ROASTED VEGETABLE SOUP
(makes 4 cup servings or 2 large bowl servings)
For the roasted vegetables:
6 cups peeled and chopped root vegetables (I used 4 parsnips, 1 turnip, and 1 sweet potato)
3 tablespoons olive oil
leaves from 4 sprigs of fresh thyme
salt and pepper
For the base:
1 tablespoon olive oil
1 cup diced yellow onion (1 small or ½ large)
½ cup dry white wine like Chardonnay or Riesling (or substitute more stock plus 1 tablespoon white wine vinegar)
5 cups chicken or vegetable stock
¼ cup creme fraiche or coconut milk
1 tablespoon fresh-squeezed lemon juice
Salt and pepper to taste
1 tablespoon creme fraiche or coconut milk per serving
½ teaspoon Pompeian olive oil per serving
thyme sprigs (optional)
To make the roasted vegetables, preheat the oven to 400 and line a sheet pan with foil. Place the chopped root vegetables on the pan, drizzle with three tablespoons of olive oil, and sprinkle with salt, pepper, and thyme leaves. Toss to coat the vegetables with the seasonings, and make sure they are spread out in a single layer. Roast for about 45 minutes, tossing once, until tender.
Meanwhile, heat one tablespoon of olive oil in a large skillet over medium-high heat to start making the base. Add the onion and saute until browned. Add the wine and let it bubble away for a minute or so, scraping any brown bits from the bottom of the pan. Add the chicken or vegetable stock, bring to a boil, and boil for five minutes. Stir in the creme fraiche, lemon juice, salt, and pepper. Turn off the heat and set aside until the vegetables are ready.

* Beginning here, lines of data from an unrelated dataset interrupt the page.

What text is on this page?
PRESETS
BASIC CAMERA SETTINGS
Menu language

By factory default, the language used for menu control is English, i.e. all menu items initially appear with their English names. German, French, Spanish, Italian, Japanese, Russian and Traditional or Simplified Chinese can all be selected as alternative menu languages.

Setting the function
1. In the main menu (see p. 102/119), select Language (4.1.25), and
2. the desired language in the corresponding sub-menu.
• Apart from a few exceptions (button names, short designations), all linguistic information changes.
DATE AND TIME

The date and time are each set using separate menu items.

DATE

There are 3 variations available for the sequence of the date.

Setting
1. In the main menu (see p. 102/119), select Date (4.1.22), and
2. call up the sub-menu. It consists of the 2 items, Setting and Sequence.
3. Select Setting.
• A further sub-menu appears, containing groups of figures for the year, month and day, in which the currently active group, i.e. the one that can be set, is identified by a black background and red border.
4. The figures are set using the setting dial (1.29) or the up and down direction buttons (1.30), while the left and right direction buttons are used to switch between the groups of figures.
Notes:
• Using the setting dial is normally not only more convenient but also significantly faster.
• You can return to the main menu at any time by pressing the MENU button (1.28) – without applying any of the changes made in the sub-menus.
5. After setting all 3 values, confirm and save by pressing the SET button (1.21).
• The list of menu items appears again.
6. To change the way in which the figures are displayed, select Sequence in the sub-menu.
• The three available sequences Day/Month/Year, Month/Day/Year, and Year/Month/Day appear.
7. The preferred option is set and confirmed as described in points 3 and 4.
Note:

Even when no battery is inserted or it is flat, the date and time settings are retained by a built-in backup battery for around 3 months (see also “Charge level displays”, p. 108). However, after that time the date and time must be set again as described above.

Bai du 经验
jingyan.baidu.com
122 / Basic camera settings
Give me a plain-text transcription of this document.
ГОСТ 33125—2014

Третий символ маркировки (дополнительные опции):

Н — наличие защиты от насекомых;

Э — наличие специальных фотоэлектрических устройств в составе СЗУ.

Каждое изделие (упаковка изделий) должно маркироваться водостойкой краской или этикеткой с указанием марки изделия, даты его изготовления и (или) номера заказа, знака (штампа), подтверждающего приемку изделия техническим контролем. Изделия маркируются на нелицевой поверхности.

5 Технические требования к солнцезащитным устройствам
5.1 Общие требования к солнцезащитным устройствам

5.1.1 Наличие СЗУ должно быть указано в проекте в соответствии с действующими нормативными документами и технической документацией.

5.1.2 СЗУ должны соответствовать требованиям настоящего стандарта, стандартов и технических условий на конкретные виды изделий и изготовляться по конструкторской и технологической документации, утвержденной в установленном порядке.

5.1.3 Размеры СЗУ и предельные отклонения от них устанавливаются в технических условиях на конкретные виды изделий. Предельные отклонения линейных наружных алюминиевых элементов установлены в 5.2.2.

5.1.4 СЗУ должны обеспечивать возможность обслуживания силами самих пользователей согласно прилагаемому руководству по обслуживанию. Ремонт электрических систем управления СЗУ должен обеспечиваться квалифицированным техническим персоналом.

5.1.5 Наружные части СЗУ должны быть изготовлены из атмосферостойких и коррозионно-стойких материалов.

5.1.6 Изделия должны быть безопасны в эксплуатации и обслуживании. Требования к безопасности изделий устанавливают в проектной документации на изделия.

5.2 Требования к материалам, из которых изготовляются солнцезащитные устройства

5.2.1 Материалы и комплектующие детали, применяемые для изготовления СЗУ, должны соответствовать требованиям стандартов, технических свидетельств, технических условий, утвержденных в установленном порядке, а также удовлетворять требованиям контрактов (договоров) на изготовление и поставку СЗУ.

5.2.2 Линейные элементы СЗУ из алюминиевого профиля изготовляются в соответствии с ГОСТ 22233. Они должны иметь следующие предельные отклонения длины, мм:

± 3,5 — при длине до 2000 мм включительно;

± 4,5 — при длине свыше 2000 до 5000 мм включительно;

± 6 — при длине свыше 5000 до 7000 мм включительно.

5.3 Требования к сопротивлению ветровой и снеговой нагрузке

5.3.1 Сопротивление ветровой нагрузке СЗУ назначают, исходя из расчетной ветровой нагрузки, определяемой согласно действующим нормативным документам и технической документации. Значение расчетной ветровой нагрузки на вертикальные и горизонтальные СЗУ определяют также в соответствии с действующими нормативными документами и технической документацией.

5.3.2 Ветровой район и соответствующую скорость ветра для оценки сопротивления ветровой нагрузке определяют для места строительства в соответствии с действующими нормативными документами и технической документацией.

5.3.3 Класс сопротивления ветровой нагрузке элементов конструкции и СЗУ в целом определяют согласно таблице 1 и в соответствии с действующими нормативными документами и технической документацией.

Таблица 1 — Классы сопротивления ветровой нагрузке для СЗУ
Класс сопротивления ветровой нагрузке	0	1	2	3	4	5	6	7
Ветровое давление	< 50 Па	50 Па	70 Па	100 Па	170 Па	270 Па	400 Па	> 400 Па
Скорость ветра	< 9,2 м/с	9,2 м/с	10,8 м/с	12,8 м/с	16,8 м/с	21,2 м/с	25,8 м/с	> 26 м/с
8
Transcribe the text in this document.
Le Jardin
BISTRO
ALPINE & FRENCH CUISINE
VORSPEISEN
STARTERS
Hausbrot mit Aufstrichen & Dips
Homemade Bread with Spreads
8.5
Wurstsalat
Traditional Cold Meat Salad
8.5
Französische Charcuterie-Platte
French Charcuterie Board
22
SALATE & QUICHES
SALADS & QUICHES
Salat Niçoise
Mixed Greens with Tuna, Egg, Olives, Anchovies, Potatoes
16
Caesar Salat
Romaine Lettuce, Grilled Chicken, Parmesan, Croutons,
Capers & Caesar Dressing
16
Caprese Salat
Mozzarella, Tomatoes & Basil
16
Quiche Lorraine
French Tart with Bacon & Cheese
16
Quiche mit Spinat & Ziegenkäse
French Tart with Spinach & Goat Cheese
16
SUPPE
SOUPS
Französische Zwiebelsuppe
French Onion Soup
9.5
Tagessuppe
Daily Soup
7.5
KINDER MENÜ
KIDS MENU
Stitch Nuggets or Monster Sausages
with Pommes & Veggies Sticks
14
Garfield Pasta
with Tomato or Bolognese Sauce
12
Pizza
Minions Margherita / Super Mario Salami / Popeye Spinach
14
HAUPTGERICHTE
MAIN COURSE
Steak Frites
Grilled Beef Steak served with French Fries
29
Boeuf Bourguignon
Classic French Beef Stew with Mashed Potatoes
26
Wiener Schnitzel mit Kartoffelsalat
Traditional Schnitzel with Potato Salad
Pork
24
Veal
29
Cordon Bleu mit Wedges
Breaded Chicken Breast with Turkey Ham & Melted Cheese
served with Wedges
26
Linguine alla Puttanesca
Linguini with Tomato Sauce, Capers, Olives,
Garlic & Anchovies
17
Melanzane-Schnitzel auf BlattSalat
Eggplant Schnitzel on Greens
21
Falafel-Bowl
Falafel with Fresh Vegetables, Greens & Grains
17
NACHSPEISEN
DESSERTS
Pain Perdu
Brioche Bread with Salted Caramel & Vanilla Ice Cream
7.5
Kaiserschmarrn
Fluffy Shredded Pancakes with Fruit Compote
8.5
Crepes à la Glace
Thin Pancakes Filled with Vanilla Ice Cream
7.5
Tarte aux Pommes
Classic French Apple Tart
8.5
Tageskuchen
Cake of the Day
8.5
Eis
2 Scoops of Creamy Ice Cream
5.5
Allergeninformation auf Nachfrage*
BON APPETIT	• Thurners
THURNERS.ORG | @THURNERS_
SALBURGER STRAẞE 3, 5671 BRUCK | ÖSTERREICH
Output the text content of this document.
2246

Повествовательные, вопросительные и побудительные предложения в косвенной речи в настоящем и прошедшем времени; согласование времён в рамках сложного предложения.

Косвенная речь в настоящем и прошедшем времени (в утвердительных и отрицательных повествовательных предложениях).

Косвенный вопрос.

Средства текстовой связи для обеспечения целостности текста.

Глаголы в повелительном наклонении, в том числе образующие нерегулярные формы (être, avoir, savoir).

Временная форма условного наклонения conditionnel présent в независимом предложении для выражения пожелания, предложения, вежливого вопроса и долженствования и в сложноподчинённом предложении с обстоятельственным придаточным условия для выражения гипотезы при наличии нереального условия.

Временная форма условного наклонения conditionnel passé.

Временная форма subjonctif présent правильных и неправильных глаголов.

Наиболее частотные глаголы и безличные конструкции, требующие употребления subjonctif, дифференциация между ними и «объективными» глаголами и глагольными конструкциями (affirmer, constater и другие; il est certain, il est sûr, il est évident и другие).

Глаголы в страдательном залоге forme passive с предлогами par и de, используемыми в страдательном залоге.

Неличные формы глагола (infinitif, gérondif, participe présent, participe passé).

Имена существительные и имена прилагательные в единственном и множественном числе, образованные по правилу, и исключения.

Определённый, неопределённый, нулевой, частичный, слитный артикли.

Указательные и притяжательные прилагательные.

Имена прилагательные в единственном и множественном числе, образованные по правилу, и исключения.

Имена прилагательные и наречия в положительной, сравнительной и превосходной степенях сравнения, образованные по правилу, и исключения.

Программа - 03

When the roasted veggies are done, let them cool slightly, then transfer the vegetables and the base to a food processor (or use an immersion blender). Process until smooth. Taste and adjust seasonings as desired. Return to the pan to reheat if needed. Serve hot with a dollop of creme fraiche or a drizzle of coconut milk and several drops of olive oil on top. Don’t skip these garnishes–they add so much fabulous flavor!